Friday, April 5, 2013
'Wonder Woman:' Wonderful Sexist '70s Camp
Warner Archive's recent DVD release of the 1974 pre-Lynda Carter era made for TV movie "Wonder Woman" is the latest example of the "unreal" awesomeness of Archive. This rare gem stars Cathy Lee Crosby as the titular super heroine and Ricardo "KHAN!!!" Montalban as the big bad in a project from "Star Trek" producer/writer John D.F. Black.
"Wonder Woman" is DC comics super heroine Diana, who is an Amazon from the highly physically, mentally, and spiritually evolved all-female civilization on Paradise (as opposed to Fantasy) Island. In the 1974 incarnation, Diana volunteers to come to the outside world to improve our existence.
Similar to the better-known mid-70s Carter "Wonder Woman" series, Diana becomes the assistant to spy chief Steve Trevor.
The plot of the 1974 movie revolves around Diana attempting to locate and retrieve a set of books that identifies the true identities of undercover agents who work under Trevor. She must accomplish this before the deadline by which Trevor must pay a $15 million ransom for the tomes.

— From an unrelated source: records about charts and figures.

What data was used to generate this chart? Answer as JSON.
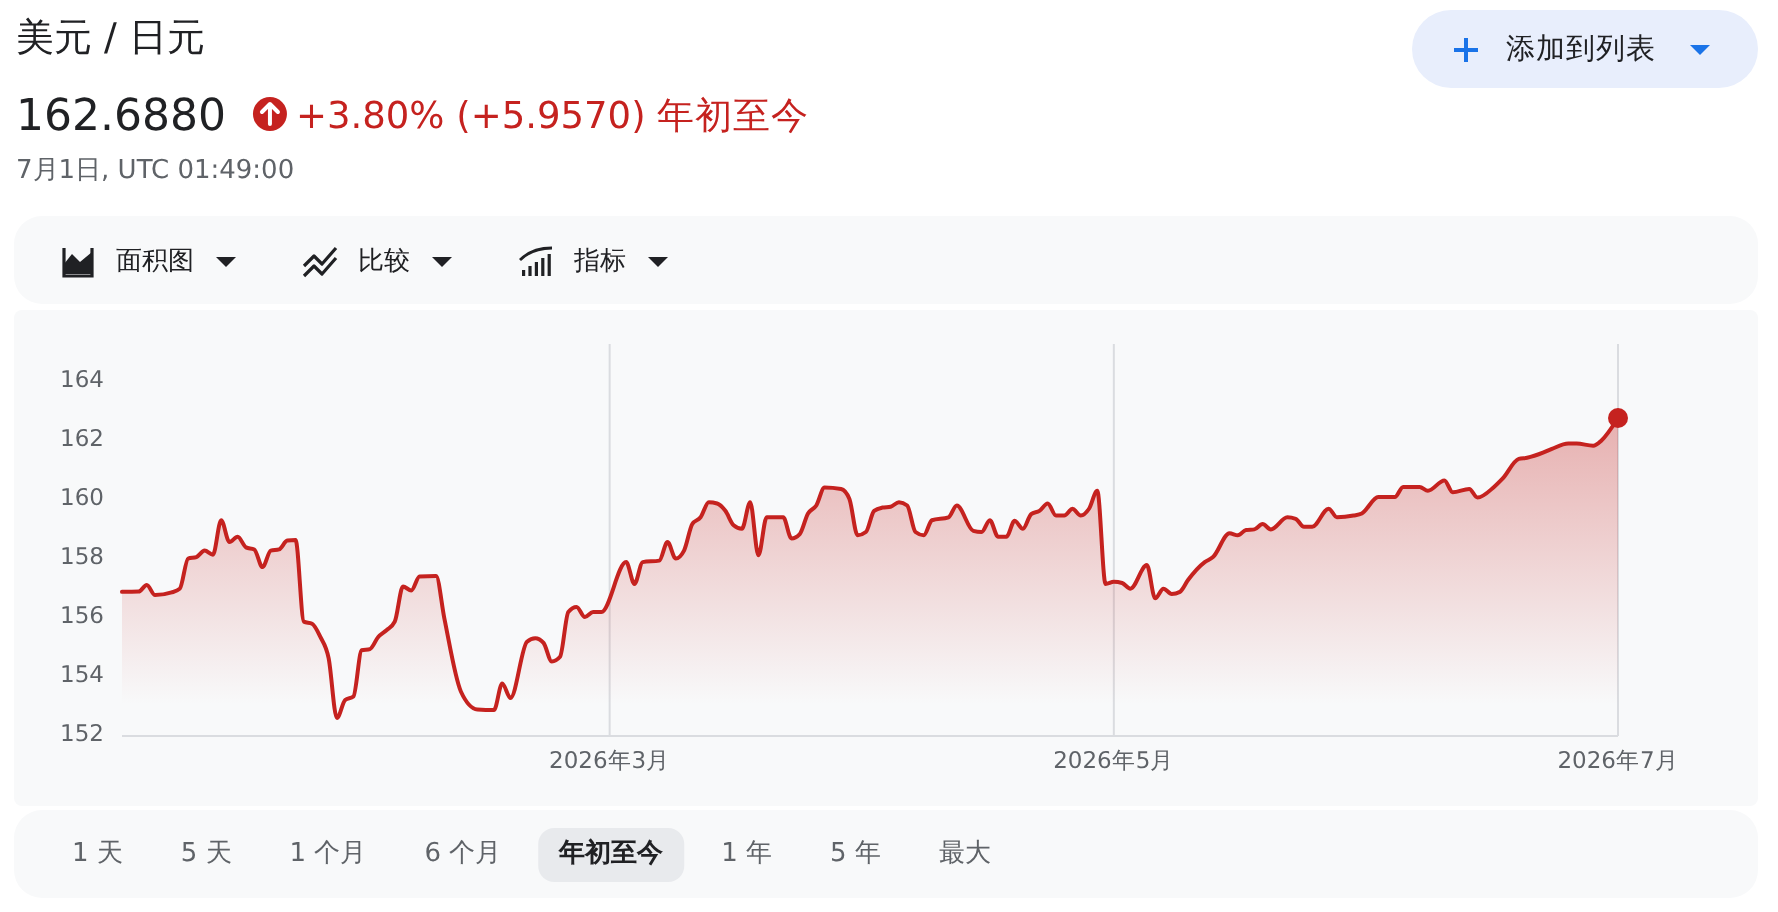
{
  "chart_data": {
    "type": "area",
    "title": "美元 / 日元",
    "subtitle": "162.6880",
    "annotations": [
      "+3.80% (+5.9570) 年初至今",
      "7月1日, UTC 01:49:00",
      "添加到列表",
      "面积图",
      "比较",
      "指标",
      "1 天",
      "5 天",
      "1 个月",
      "6 个月",
      "年初至今",
      "1 年",
      "5 年",
      "最大"
    ],
    "series": [
      {
        "color": "#c5221f",
        "x": [
          "2026-01-01",
          "2026-01-03",
          "2026-01-04",
          "2026-01-05",
          "2026-01-07",
          "2026-01-08",
          "2026-01-09",
          "2026-01-10",
          "2026-01-11",
          "2026-01-12",
          "2026-01-13",
          "2026-01-14",
          "2026-01-15",
          "2026-01-16",
          "2026-01-17",
          "2026-01-18",
          "2026-01-19",
          "2026-01-20",
          "2026-01-21",
          "2026-01-22",
          "2026-01-23",
          "2026-01-24",
          "2026-01-25",
          "2026-01-26",
          "2026-01-27",
          "2026-01-28",
          "2026-01-29",
          "2026-01-30",
          "2026-01-31",
          "2026-02-01",
          "2026-02-02",
          "2026-02-03",
          "2026-02-04",
          "2026-02-05",
          "2026-02-06",
          "2026-02-08",
          "2026-02-09",
          "2026-02-11",
          "2026-02-13",
          "2026-02-15",
          "2026-02-16",
          "2026-02-17",
          "2026-02-19",
          "2026-02-20",
          "2026-02-21",
          "2026-02-22",
          "2026-02-23",
          "2026-02-24",
          "2026-02-25",
          "2026-02-26",
          "2026-02-27",
          "2026-02-28",
          "2026-03-03",
          "2026-03-04",
          "2026-03-05",
          "2026-03-07",
          "2026-03-08",
          "2026-03-09",
          "2026-03-10",
          "2026-03-11",
          "2026-03-12",
          "2026-03-13",
          "2026-03-14",
          "2026-03-15",
          "2026-03-16",
          "2026-03-17",
          "2026-03-18",
          "2026-03-19",
          "2026-03-20",
          "2026-03-22",
          "2026-03-23",
          "2026-03-24",
          "2026-03-25",
          "2026-03-26",
          "2026-03-27",
          "2026-03-29",
          "2026-03-30",
          "2026-03-31",
          "2026-04-01",
          "2026-04-02",
          "2026-04-03",
          "2026-04-04",
          "2026-04-05",
          "2026-04-06",
          "2026-04-07",
          "2026-04-08",
          "2026-04-09",
          "2026-04-11",
          "2026-04-12",
          "2026-04-14",
          "2026-04-15",
          "2026-04-16",
          "2026-04-17",
          "2026-04-18",
          "2026-04-19",
          "2026-04-20",
          "2026-04-21",
          "2026-04-22",
          "2026-04-23",
          "2026-04-24",
          "2026-04-25",
          "2026-04-26",
          "2026-04-27",
          "2026-04-28",
          "2026-04-29",
          "2026-04-30",
          "2026-05-01",
          "2026-05-02",
          "2026-05-03",
          "2026-05-05",
          "2026-05-06",
          "2026-05-07",
          "2026-05-08",
          "2026-05-09",
          "2026-05-10",
          "2026-05-12",
          "2026-05-13",
          "2026-05-15",
          "2026-05-16",
          "2026-05-17",
          "2026-05-18",
          "2026-05-19",
          "2026-05-20",
          "2026-05-22",
          "2026-05-23",
          "2026-05-24",
          "2026-05-25",
          "2026-05-27",
          "2026-05-28",
          "2026-05-30",
          "2026-05-31",
          "2026-06-02",
          "2026-06-04",
          "2026-06-05",
          "2026-06-07",
          "2026-06-08",
          "2026-06-10",
          "2026-06-11",
          "2026-06-13",
          "2026-06-14",
          "2026-06-16",
          "2026-06-17",
          "2026-06-19",
          "2026-06-20",
          "2026-06-22",
          "2026-06-23",
          "2026-06-25",
          "2026-06-26",
          "2026-06-28",
          "2026-06-29",
          "2026-07-01"
        ],
        "values": [
          156.79,
          156.8,
          157.02,
          156.68,
          156.77,
          156.9,
          157.92,
          157.97,
          158.19,
          158.05,
          159.22,
          158.48,
          158.66,
          158.3,
          158.23,
          157.63,
          158.19,
          158.23,
          158.53,
          158.55,
          155.78,
          155.71,
          155.26,
          154.54,
          152.51,
          153.12,
          153.24,
          154.81,
          154.85,
          155.26,
          155.49,
          155.78,
          156.97,
          156.84,
          157.31,
          157.33,
          155.89,
          153.41,
          152.8,
          152.78,
          153.68,
          153.19,
          155.1,
          155.22,
          155.06,
          154.43,
          154.59,
          156.11,
          156.28,
          155.94,
          156.11,
          156.11,
          157.8,
          157.06,
          157.8,
          157.85,
          158.48,
          157.92,
          158.19,
          159.09,
          159.32,
          159.83,
          159.79,
          159.54,
          159.05,
          158.93,
          159.83,
          158.03,
          159.32,
          159.32,
          158.6,
          158.75,
          159.45,
          159.72,
          160.33,
          160.28,
          159.95,
          158.71,
          158.82,
          159.54,
          159.65,
          159.68,
          159.83,
          159.72,
          158.82,
          158.71,
          159.22,
          159.32,
          159.72,
          158.86,
          158.82,
          159.22,
          158.66,
          158.66,
          159.2,
          158.93,
          159.43,
          159.54,
          159.79,
          159.38,
          159.38,
          159.61,
          159.38,
          159.61,
          160.22,
          157.06,
          157.13,
          157.09,
          156.9,
          157.7,
          156.57,
          156.9,
          156.72,
          156.79,
          157.2,
          157.8,
          157.97,
          158.78,
          158.71,
          158.89,
          158.91,
          159.09,
          158.91,
          159.32,
          159.27,
          159.0,
          159.0,
          159.61,
          159.32,
          159.38,
          159.45,
          160.01,
          160.01,
          160.35,
          160.35,
          160.22,
          160.57,
          160.17,
          160.28,
          159.99,
          160.35,
          160.62,
          161.3,
          161.34,
          161.52,
          161.64,
          161.82,
          161.82,
          161.75,
          161.93,
          162.69
        ]
      },
      {
        "type": "scatter",
        "color": "#c5221f",
        "marker": "circle",
        "x": [
          "2026-07-01"
        ],
        "values": [
          162.69
        ]
      }
    ],
    "xlim": [
      "2026-01-01",
      "2026-07-01"
    ],
    "xticks": [
      {
        "value": "2026-03-01",
        "label": "2026年3月"
      },
      {
        "value": "2026-05-01",
        "label": "2026年5月"
      },
      {
        "value": "2026-07-01",
        "label": "2026年7月"
      }
    ],
    "ylim": [
      151.9,
      165.2
    ],
    "yticks": [
      152,
      154,
      156,
      158,
      160,
      162,
      164
    ],
    "grid": "x"
  }
}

Numerous dated cheesy elements aside, the story is presented well and Crosby does a great job even if she takes more of a "Charlie's Angels" than super heroine approach to her performance. Crosby does have an invisible plane but lacks most of the other "toys" that helped make Carter's series fun.
The movie additionally has a great deal of unintentional humor that reflects very poorly on the early days of the feminist movement. Some of these segments would make a hilarious sexual harassment training video.
A tamer aspect of this sexism depicted Diana having to sit at her desk and listen in on the intercom while Trevor briefed his all-male team of agents on the mission.
A less tame aspect of the mistreatment of Diana revolved around an agent shamelessly hitting on her. The more cringe-worthy moments involved the agent giving Diana a small plant with a promise of better things to come and subsequently kissing his fingertip and then pressing it to Diana's forehead.
The good campy fun throughout the film additionally was ripe for heckling.
My viewing companion seemed to enjoy my exclaiming "That's Incredible!" (Google it millenials) whenever the highly athletic Crosby performed a gymnastic stunt. Other high (or low) lights included my referring to "rich Corinthian leather" when Montalban was shown in a sedan (another Googleable reference) and putting the words "well, you've been riding my ass all day" in the mouth of the head henchman when he and his evil Amazon companion saw another character on a burro.
My friend and I also enjoyed alternatively shouting "tarantula" and "snake" during a scene in which the bad guys planted a box in Diana's hotel room. (You will need to watch the DVD to see which of us was correct.)
Even if Wonder Woman had ensnared me in her magic lasso of truth, I would say that the 1974 "Wonder Woman" movie would appeal to super hero fans and anyone who likes either well-done '70s cheese or appropriately paced mid-budget action-adventure films.